Quote:
Originally Posted by Top banana
The BT network was paid for by the tax payers and handed to BT as part of its privatisation, ie they never paid a penny for it. The predecessor s to VM shelled out 13 billion pounds of their own money to build their Network. That the difference as I see it. Seems a tad unfair and can't see it happening unless there is some sort of payback to VM
|
The BT network was paid for by the taxpayer and purchased from the taxpayer when BT was privatised. The shares in the company were purchased from the government, not handed out for free.
You may consider it a difference, the law doesn't. Due to BT being considered to have significant market power and a former state monopoly it is regulated and inherited a universal service obligation. These and the other conditions of BT's regulation are in a series of laws. It was a concern for ntl when considering ways to expand the network that if they grew too large they may be considered to have SMP and find themselves regulated in the same way.

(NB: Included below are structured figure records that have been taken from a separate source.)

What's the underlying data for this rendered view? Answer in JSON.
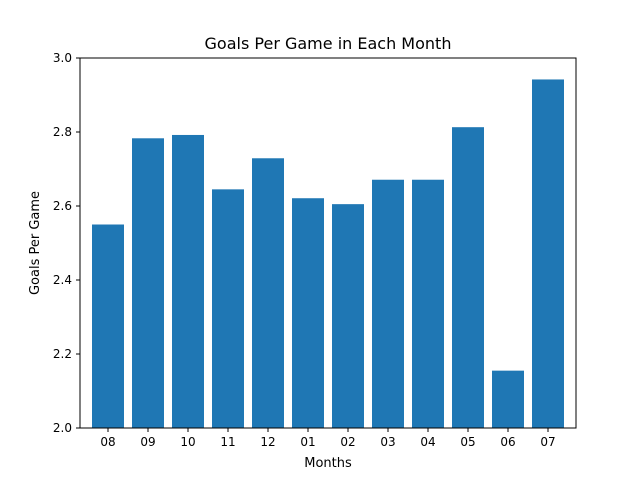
{
  "chart_data": {
    "type": "bar",
    "title": "Goals Per Game in Each Month",
    "xlabel": "Months",
    "ylabel": "Goals Per Game",
    "categories": [
      "08",
      "09",
      "10",
      "11",
      "12",
      "01",
      "02",
      "03",
      "04",
      "05",
      "06",
      "07"
    ],
    "values": [
      2.55,
      2.783,
      2.792,
      2.645,
      2.729,
      2.621,
      2.605,
      2.671,
      2.671,
      2.813,
      2.155,
      2.942
    ],
    "ylim": [
      2.0,
      3.0
    ],
    "yticks": [
      "2.0",
      "2.2",
      "2.4",
      "2.6",
      "2.8",
      "3.0"
    ],
    "bar_color": "#1f77b4",
    "grid": false,
    "legend": "none"
  }
}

You may consider it unfair and not see it happening but barring legal changes it can and will happen. VM will of course be paid for access to their infrastructure, it won't be free.

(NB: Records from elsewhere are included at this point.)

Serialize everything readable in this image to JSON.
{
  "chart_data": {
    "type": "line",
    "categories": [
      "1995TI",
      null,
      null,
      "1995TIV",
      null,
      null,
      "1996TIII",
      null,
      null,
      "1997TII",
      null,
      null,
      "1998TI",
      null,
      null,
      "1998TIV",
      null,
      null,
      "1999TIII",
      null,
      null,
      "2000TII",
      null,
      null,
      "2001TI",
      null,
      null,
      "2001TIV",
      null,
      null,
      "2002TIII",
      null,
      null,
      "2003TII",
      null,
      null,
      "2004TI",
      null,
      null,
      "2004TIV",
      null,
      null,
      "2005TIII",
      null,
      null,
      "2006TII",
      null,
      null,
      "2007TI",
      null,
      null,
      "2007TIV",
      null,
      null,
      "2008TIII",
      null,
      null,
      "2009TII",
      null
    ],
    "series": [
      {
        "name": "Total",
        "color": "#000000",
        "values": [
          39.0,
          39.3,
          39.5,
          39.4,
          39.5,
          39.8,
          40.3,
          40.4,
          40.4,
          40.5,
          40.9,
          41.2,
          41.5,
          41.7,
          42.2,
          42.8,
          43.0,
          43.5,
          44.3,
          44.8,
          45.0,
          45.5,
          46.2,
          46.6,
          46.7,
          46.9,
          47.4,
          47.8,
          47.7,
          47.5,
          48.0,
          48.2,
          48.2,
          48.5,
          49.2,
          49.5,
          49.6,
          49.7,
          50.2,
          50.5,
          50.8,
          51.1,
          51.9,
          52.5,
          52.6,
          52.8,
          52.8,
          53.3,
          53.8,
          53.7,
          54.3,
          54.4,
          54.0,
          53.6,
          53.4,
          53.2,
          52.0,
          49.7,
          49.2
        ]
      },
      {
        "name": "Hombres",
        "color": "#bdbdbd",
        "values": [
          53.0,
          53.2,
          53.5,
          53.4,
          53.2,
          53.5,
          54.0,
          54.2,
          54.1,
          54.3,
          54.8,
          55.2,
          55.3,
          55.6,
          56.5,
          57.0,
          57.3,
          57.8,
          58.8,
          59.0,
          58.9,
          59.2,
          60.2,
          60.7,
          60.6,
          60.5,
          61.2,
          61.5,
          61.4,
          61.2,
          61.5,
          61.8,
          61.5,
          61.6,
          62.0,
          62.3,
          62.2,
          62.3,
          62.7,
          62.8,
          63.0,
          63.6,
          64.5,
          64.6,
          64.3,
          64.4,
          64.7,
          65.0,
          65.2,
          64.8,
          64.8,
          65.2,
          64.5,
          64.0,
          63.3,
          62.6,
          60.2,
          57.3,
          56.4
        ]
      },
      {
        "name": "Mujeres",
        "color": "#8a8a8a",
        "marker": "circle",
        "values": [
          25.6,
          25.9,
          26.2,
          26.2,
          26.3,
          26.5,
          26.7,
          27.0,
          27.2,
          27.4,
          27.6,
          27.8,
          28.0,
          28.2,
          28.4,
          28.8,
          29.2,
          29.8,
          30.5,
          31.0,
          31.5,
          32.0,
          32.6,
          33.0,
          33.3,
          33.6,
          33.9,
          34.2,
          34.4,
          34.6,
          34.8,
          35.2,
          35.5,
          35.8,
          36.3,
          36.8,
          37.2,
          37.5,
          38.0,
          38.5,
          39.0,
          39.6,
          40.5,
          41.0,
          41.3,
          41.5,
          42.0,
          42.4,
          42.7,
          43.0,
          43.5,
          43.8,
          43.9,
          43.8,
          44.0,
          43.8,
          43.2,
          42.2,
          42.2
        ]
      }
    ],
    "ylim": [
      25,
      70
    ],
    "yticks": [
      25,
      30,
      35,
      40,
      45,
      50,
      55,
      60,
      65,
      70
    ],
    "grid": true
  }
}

EDIT: Curious though - why do you care about fairness as far as your cable supplier go? If as a result of these changes investment is driven which delivers better services to everyone will you be complaining about how unfair it is on LGI that they had to open up their infrastructure while contemplating whether to take a 1Gb down and up FTTP service or VM's new 1.5Gb down, 250Mb up DOCSIS 3.1 service?
I get investors and staff feeling hard done by but normal customers? Really?